Of course, one wonders whether this conclave of lesser primates could agree to hand the gavel to anyone, even a troika comprising Taylor Swift, Jesus Christ and Zombie Ronald Reagan.

Still, dumber things have happened, or are being contemplated, and here are a few of them:

• Streets on the moon (The Guardian). Scientists have devised a method to transform that pesky moon dust into solid landing pads and roads. “You might think: ‘Streets on the moon, who needs that?’” said professor Jens Günster of the Federal Institute of Materials Research and Testing in Berlin and co-author of a report on the technique. Right you are, prof. How about repairing a few of the roads we have down here on Terra, where the people are? We can’t even reliably land and maintain a construction crew alongside Interstate 40 west of Albuquerque, much less at Faustini Rim A.

• Throw up, pay up (The Washington Post). Restaurants whose bottomless-mimosa brunches have encouraged bargain boozers to do what drunks do — hurl, blow chunks, call Ralph on the big white phone — are starting to charge for the privilege of engaging in the Technicolor Yawn on their premises. “Welcome to the Vomitorium (a small handling charge will be added to your check).” The Romans got here first, of course, but you know how empires are; always declining, and not just to learn from history, either.
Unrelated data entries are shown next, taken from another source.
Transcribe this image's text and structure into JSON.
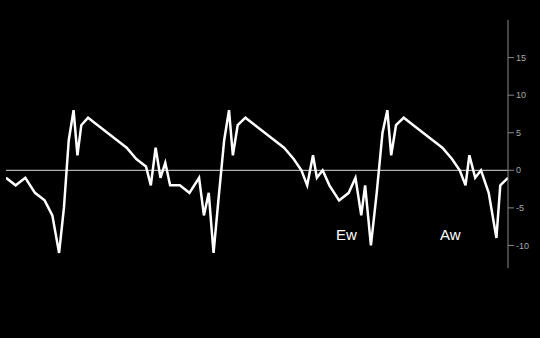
{
  "chart_data": {
    "type": "line",
    "annotations": [
      "Ew",
      "Aw"
    ],
    "tick_labels": "y",
    "grid": false,
    "color": "#ffffff",
    "xlim": [
      0,
      520
    ],
    "ylim": [
      -13,
      20
    ],
    "yticks": [
      -10,
      -5,
      0,
      5,
      10,
      15
    ],
    "x": [
      0,
      10,
      20,
      30,
      40,
      48,
      55,
      60,
      65,
      70,
      74,
      78,
      85,
      95,
      105,
      115,
      125,
      135,
      145,
      150,
      155,
      160,
      165,
      170,
      180,
      190,
      200,
      205,
      210,
      215,
      220,
      226,
      231,
      235,
      240,
      248,
      258,
      268,
      278,
      288,
      298,
      306,
      312,
      318,
      322,
      328,
      335,
      345,
      355,
      362,
      368,
      372,
      378,
      384,
      390,
      395,
      399,
      404,
      412,
      422,
      432,
      442,
      452,
      462,
      470,
      476,
      480,
      486,
      492,
      500,
      508,
      512,
      520
    ],
    "values": [
      -1,
      -2,
      -1,
      -3,
      -4,
      -6,
      -11,
      -5,
      4,
      8,
      2,
      6,
      7,
      6,
      5,
      4,
      3,
      1.5,
      0.5,
      -2,
      3,
      -1,
      1,
      -2,
      -2,
      -3,
      -1,
      -6,
      -3,
      -11,
      -4,
      4,
      8,
      2,
      6,
      7,
      6,
      5,
      4,
      3,
      1.5,
      0,
      -2,
      2,
      -1,
      0,
      -2,
      -4,
      -3,
      -1,
      -6,
      -2,
      -10,
      -3,
      5,
      8,
      2,
      6,
      7,
      6,
      5,
      4,
      3,
      1.5,
      0,
      -2,
      2,
      -1,
      0,
      -3,
      -9,
      -2,
      -1
    ]
  }
}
• Go ruck yourself (The New York Times). I’m not quite certain how we transitioned from upchucking to rucking up, but here we are. Wipe your lips, buff the barf off your boots, and shoulder that pack, soldier!  It’s great fun! As long as no angry foreigners are shooting at you. If marching around and about with a heavy pack catches on, I wouldn’t expect a spike in enlistments, but we might see a few new magazines in the Inside Outside Sideways Down portfolio, like Rucking, Rucksacker, and Rucksack Retailer and Industry News. Hey, vulture capitalists gotta eat, and not just at bottomless-mimosa brunches, either.

The bright side

The Morning Star Grocery, our turnaround point.

“Feeling good about government is like looking on the bright side of any catastrophe. When you quit looking on the bright side, the catastrophe is still there.”
P.J. O’Rourke, “Parliament of Whores”

It’s true; the catastrophe remains. The bright side — yesterday, anyway — could be found along NM 337 south of Tijeras.
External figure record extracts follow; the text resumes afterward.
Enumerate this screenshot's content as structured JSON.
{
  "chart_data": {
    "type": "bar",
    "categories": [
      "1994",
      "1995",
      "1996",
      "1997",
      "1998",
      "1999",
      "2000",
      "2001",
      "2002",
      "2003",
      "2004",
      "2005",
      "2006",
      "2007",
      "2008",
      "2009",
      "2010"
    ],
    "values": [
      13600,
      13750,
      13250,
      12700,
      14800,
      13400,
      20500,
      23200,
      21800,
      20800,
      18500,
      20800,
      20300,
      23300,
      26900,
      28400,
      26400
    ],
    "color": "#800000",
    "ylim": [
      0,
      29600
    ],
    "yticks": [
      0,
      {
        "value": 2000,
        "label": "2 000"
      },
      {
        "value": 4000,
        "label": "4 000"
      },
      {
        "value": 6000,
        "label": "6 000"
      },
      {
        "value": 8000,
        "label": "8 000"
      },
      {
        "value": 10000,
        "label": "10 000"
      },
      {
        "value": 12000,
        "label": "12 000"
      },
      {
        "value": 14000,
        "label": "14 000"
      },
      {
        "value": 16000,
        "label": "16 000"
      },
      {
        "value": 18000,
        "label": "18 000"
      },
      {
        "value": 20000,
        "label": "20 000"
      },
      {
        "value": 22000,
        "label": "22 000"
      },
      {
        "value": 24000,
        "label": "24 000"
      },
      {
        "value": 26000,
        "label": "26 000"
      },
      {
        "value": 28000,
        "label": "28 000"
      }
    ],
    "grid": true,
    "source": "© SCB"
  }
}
My fellow velo-geezers and I decided to skip our usual Wednesday spin through the Sandia Foothills in favor of an extended climb to the southeast, from the corner of Homeless and Hungry at the eastern edge of  The Duck! City to the Morning Star Grocery, just past the Carolino Canyon Open Space.

From El Rancho Pendejo we’re talking 42 miles round-trip with about 2,400 feet of vertical gain. I rode down to meet my compañeros at H&H, which Google Maps calls “Tramway and Central.” From there, it’s nothing but rolling hills, wide shoulders, and a single stoplight where Old Route 66 meets NM 337.

This is a two-bottle ride in cool weather, which it was; I started out wearing arm and knee warmers. In summer you can resupply as necessary at Los Vecinos Community Center or the Sandia District ranger station; toilets are available at both spots, too. For anyone feeling the urge at the turnaround there’s a porta-john outside the Morning Star.

The ascent from the stoplight to the grocery, nine miles or thereabouts, reminds me of the climb from Manitou Springs to Cascade, which the Mad Dogs did now and then in the Before-Time, when we still had the mighty legs of mastiffs instead of the quivering pins of Chihuahuas.

But while U.S. 24 has the shoulders of a young Calista Flockhart, NM 337’s shoulders are padded and smooth as a zoot suit, especially since both shoulders and highway recently got a fresh coat of asphalt. We got this intel preride from one of our number who reconned the route last Sunday, solo. Most manly.

One of these days I have to stop and snap some pix of this ride. But in a group I tend to get caught up in aimless chitchat interrupted by minor acts of aggression because hey, we may be old but we’re still cyclists. There will be attacks and counters.

Meanwhile, anyone out there feeling the ravages of time and contemplating an e-bike should know that our senior road warrior, who is 82, covered the whole route without electrical assistance and took his pulls in the paceline on the way back, too.

How’s that for a bright side, younguns?